Comme anthropologue et professeur au département de communication sociale et publique à l’UQAM, le vin est pour moi un objet culturel. C’est-à-dire qu’il est porteur de significations qui sont socialement construites et à travers lesquelles autant les producteurs que les consommateurs appréhendent et pensent le vin, mais cela de manière inconsciente.
J’ai effectué un premier terrain de recherche anthropologique sur le vin en Calabre, dans le sud de l’Italie, en 2000-2001, et j’y suis retourné à trois reprises depuis. J’ai réalisé une seconde enquête anthropologique en Colombie-Britannique, dans la vallée de l’Okanagan, en 2017-2018. Je présenterai certains résultats de ces recherches ultérieurement sur La Conversation.
Aussi, je suis un amateur de vin et j’édite depuis plus de 10 ans le site sommeliervirtuel.com avec mon frère Mathieu. Cette activité nous a amenés à être reconnus comme influenceurs dans le vin au Québec, tout en m’offrant l’opportunité d’approfondir ma connaissance du marché du vin et de sa culture de consommation.
Dans ce premier texte, je montre comment certaines des conceptions culturelles que nous avons du vin proviennent du caractère commercial de ce produit.
L’importance des lieux
Un élément central du vin est qu’il est rattaché à des lieux. On peut ainsi parler d’un Bordeaux, d’un Bourgogne ou d’un Chianti, sans même avoir à préciser qu’on parle de vin. Or, dès la Grèce antique, puis au Moyen-Âge, il existe un marché pour les vins provenant de régions reconnues et éloignées, recherchés par les élites.
En parallèle, le vin qui était produit et consommé localement n’avait pas d’identité spécifique et était simplement un produit agricole commun et anonyme.
C’est donc à travers le commerce, notamment à longue distance, que le lieu d’origine du vin devient important et signifiant.
L’utopie du terroir, les réalités du commerce
C’est aussi le commerce qui permet d’expliquer pourquoi la production de vin s’est concentrée dans certaines régions plutôt que d’autres.
Les discours officiels (guides, livres sur le vin, lois) prétendent que ce serait en raison de la qualité des terroirs, la production de vin s’étant concentrée dans les lieux les plus propices à la production de qualité. Dans les faits, le commerce explique la concentration de vignobles dans certaines régions plutôt que d’autres.

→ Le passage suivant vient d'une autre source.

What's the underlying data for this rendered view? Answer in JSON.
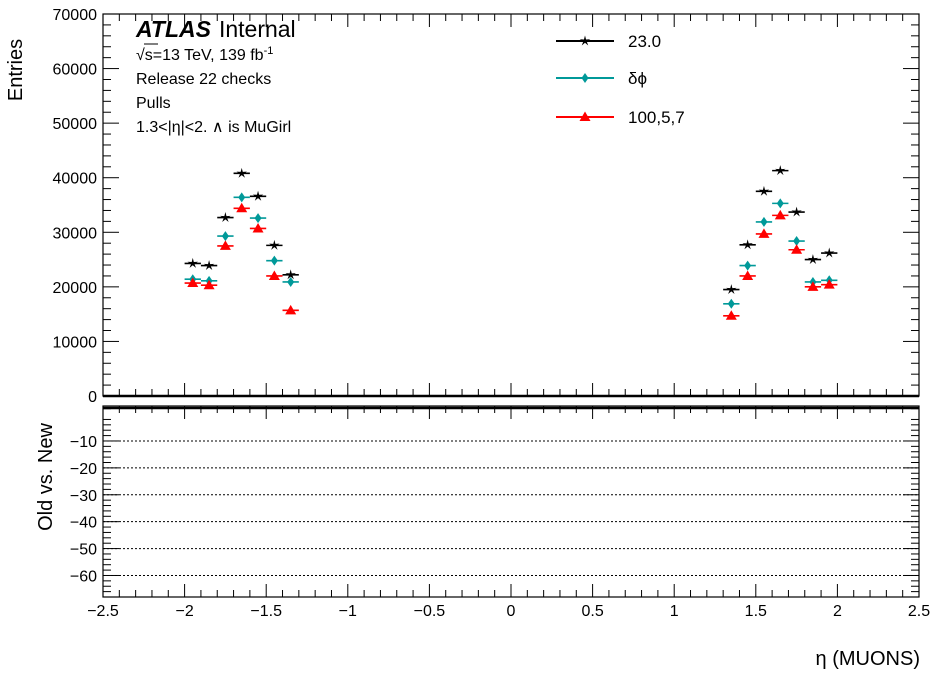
{
  "experiment": "ATLAS",
  "label": "Internal",
  "energy_line": "√s=13 TeV, 139 fb",
  "energy_sup": "-1",
  "info_lines": [
    "Release 22 checks",
    "Pulls",
    "1.3<|η|<2. ∧ is MuGirl"
  ],
  "chart_data": [
    {
      "type": "scatter",
      "panel": "main",
      "ylabel": "Entries",
      "xlim": [
        -2.5,
        2.5
      ],
      "ylim": [
        0,
        70000
      ],
      "yticks": [
        0,
        10000,
        20000,
        30000,
        40000,
        50000,
        60000,
        70000
      ],
      "ytick_labels": [
        "0",
        "10000",
        "20000",
        "30000",
        "40000",
        "50000",
        "60000",
        "70000"
      ],
      "legend_position": "top-center",
      "series": [
        {
          "name": "23.0",
          "color": "#000000",
          "marker": "star",
          "x": [
            -1.95,
            -1.85,
            -1.75,
            -1.65,
            -1.55,
            -1.45,
            -1.35,
            1.35,
            1.45,
            1.55,
            1.65,
            1.75,
            1.85,
            1.95
          ],
          "y": [
            24300,
            23900,
            32700,
            40800,
            36600,
            27600,
            22200,
            19500,
            27700,
            37500,
            41300,
            33700,
            25000,
            26200
          ]
        },
        {
          "name": "δϕ",
          "color": "#009999",
          "marker": "diamond",
          "x": [
            -1.95,
            -1.85,
            -1.75,
            -1.65,
            -1.55,
            -1.45,
            -1.35,
            1.35,
            1.45,
            1.55,
            1.65,
            1.75,
            1.85,
            1.95
          ],
          "y": [
            21400,
            21100,
            29300,
            36400,
            32600,
            24800,
            20900,
            16900,
            23900,
            31900,
            35300,
            28400,
            20900,
            21200
          ]
        },
        {
          "name": "100,5,7",
          "color": "#ff0000",
          "marker": "triangle",
          "x": [
            -1.95,
            -1.85,
            -1.75,
            -1.65,
            -1.55,
            -1.45,
            -1.35,
            1.35,
            1.45,
            1.55,
            1.65,
            1.75,
            1.85,
            1.95
          ],
          "y": [
            20700,
            20300,
            27500,
            34400,
            30700,
            22000,
            15700,
            14700,
            22000,
            29700,
            33100,
            26800,
            20000,
            20400
          ]
        }
      ]
    },
    {
      "type": "scatter",
      "panel": "ratio",
      "ylabel": "Old vs. New",
      "xlabel": "η (MUONS)",
      "xlim": [
        -2.5,
        2.5
      ],
      "ylim": [
        -68,
        3
      ],
      "xticks": [
        -2.5,
        -2,
        -1.5,
        -1,
        -0.5,
        0,
        0.5,
        1,
        1.5,
        2,
        2.5
      ],
      "xtick_labels": [
        "−2.5",
        "−2",
        "−1.5",
        "−1",
        "−0.5",
        "0",
        "0.5",
        "1",
        "1.5",
        "2",
        "2.5"
      ],
      "yticks": [
        -10,
        -20,
        -30,
        -40,
        -50,
        -60
      ],
      "ytick_labels": [
        "−10",
        "−20",
        "−30",
        "−40",
        "−50",
        "−60"
      ],
      "dashed_lines": [
        -10,
        -20,
        -30,
        -40,
        -50,
        -60
      ],
      "series": []
    }
  ]
}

Le géographe et historien français Roger Dion a souligné comment la production de vin s’est concentrée en France en raison de sa position d’avant-garde vis-à-vis des marchés des pays d’Europe du Nord. Il souligne comment les régions viticoles se alors sont concentrées autour des rivières et des fleuves qui, avant l’arrivée du train, étaient indispensables au transport des lourdes cargaisons.
Ainsi, la position géographique de la France explique le développement et la renommée historique de ses régions viticoles.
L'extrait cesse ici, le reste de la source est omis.